The dot-com boom refers to a period in the late 1990s when the value of early Internet companies rose on a wave of optimism about what was then new technology, before the bubble burst in early 2000 and many stock prices collapsed.
This led to some companies going bankrupt, resulting in job losses.
Falling stock prices could also affect the value of people's savings, including their pension funds.
Concerns about AI-related stock market correction reach Chancellor Rachel Reeves used her budget to encourage savers to put cash into stocks and shares, reducing the amount that can be saved in cash.
This was stated by the head of the Bank of England, Andrew Bailey. previously raised concerns about potential financial collapsewarning after the collapse of two US companies that “alarm bells” were ringing.
On Tuesday, he said the artificial intelligence sector in the US is “very concentrated” and accounts for the majority of the country's stock market value.
But he added: “The difference from the dot-com situation is that these companies have positive cash flows, they are not created on hope.
“But as we see, and we saw last week in the debate about whether Google is moving to the Nvidia patch, that doesn't mean everyone wins, it doesn't mean everyone benefits equally.
“It is important to be clear that it is not inconsistent, but rather consistent, that AI is becoming the next general purpose technology in terms of driving productivity growth across all economies. I hope that's the case, but we'll see.”
Global risks
The central bank also said risks to financial stability have increased in 2025, citing geopolitical tensions, global trade wars and rising borrowing costs for governments.
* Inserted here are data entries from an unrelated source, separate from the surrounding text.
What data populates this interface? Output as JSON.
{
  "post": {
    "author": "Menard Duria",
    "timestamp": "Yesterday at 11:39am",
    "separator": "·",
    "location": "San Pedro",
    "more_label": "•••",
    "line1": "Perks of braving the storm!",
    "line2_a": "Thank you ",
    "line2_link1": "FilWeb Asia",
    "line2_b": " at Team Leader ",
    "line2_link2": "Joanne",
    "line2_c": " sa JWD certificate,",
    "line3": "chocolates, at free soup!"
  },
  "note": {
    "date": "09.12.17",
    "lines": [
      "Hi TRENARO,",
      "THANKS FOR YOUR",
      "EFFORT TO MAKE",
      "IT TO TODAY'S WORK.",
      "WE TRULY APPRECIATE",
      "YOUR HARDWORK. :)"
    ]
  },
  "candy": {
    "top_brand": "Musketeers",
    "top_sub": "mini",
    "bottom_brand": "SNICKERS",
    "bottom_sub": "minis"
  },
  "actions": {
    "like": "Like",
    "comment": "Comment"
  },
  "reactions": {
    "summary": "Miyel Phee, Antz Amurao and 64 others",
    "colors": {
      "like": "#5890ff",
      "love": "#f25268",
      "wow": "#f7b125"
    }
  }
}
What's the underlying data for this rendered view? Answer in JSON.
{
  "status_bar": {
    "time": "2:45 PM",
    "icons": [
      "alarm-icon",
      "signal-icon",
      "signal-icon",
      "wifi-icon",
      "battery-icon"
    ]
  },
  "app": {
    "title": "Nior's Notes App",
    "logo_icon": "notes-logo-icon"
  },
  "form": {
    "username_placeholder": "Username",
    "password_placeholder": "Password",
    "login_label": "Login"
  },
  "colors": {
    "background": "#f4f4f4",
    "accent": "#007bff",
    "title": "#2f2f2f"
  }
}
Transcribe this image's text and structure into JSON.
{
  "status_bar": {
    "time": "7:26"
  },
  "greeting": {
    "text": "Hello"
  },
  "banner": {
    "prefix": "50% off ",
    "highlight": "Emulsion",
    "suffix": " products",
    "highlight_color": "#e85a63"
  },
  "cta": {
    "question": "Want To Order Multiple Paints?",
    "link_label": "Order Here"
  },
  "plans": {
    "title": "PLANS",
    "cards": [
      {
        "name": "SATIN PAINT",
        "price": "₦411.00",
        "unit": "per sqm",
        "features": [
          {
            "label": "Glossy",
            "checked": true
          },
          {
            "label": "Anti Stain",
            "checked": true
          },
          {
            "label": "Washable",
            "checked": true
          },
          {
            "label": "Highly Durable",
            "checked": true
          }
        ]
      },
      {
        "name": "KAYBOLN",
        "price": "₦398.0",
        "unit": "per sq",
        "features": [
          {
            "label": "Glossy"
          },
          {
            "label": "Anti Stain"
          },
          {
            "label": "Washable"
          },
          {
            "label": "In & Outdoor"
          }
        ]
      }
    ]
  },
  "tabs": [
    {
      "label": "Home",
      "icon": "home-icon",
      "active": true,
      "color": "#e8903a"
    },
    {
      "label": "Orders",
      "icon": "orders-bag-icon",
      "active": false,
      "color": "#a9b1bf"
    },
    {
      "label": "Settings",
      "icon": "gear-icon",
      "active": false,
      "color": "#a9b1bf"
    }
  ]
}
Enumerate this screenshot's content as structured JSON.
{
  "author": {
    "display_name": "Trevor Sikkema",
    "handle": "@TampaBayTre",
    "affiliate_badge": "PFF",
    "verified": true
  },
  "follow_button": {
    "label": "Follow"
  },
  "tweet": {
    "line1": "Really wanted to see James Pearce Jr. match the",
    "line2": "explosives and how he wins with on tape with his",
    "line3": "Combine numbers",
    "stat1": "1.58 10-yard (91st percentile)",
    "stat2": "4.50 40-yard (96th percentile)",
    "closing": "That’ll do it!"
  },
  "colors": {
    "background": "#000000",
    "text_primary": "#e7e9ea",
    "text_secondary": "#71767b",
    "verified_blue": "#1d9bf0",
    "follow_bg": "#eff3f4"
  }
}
It said growing tensions between countries have specifically increased the likelihood of cyber attacks and other disruptions.
Having assessed the ability of High Street lenders to cope with the crisis, the Bank proposed lowering the Tier 1 capital requirement benchmark for firms to 13% from the 14% level it had been at since 2015. The requirement refers to the buffer reserve that banks must hold in case of any losses from risky lending.
The central bank said it would still provide firms with a £60 billion buffer against their minimum requirements so they can continue lending to households and companies.
The Bank's Financial Policy Committee said lowering the threshold would make it easier for lenders to provide loans to households and businesses. The changes are due to take effect in 2027.
Elsewhere in its financial stability report, the Bank warned that homeowners moving away from fixed-rate mortgages would face a £64 increase in monthly payments over the next two years.
The central bank said the typical owner-occupier moving away from fixed rates will see their bills rise by 8% as the impact of higher interest rates continues to be felt.
In total, 3.9 million people, or 43% of mortgage holders, are expected to refinance at higher rates by 2028, the bank said.
But a third of them will see their monthly payments fall during this period, he added, as interest rates have fallen significantly after jumping sharply in 2022.
The Bank of England's base rate, which affects the cost of personal loans including mortgages, fell from 5.25% in 2024 to the current 4%.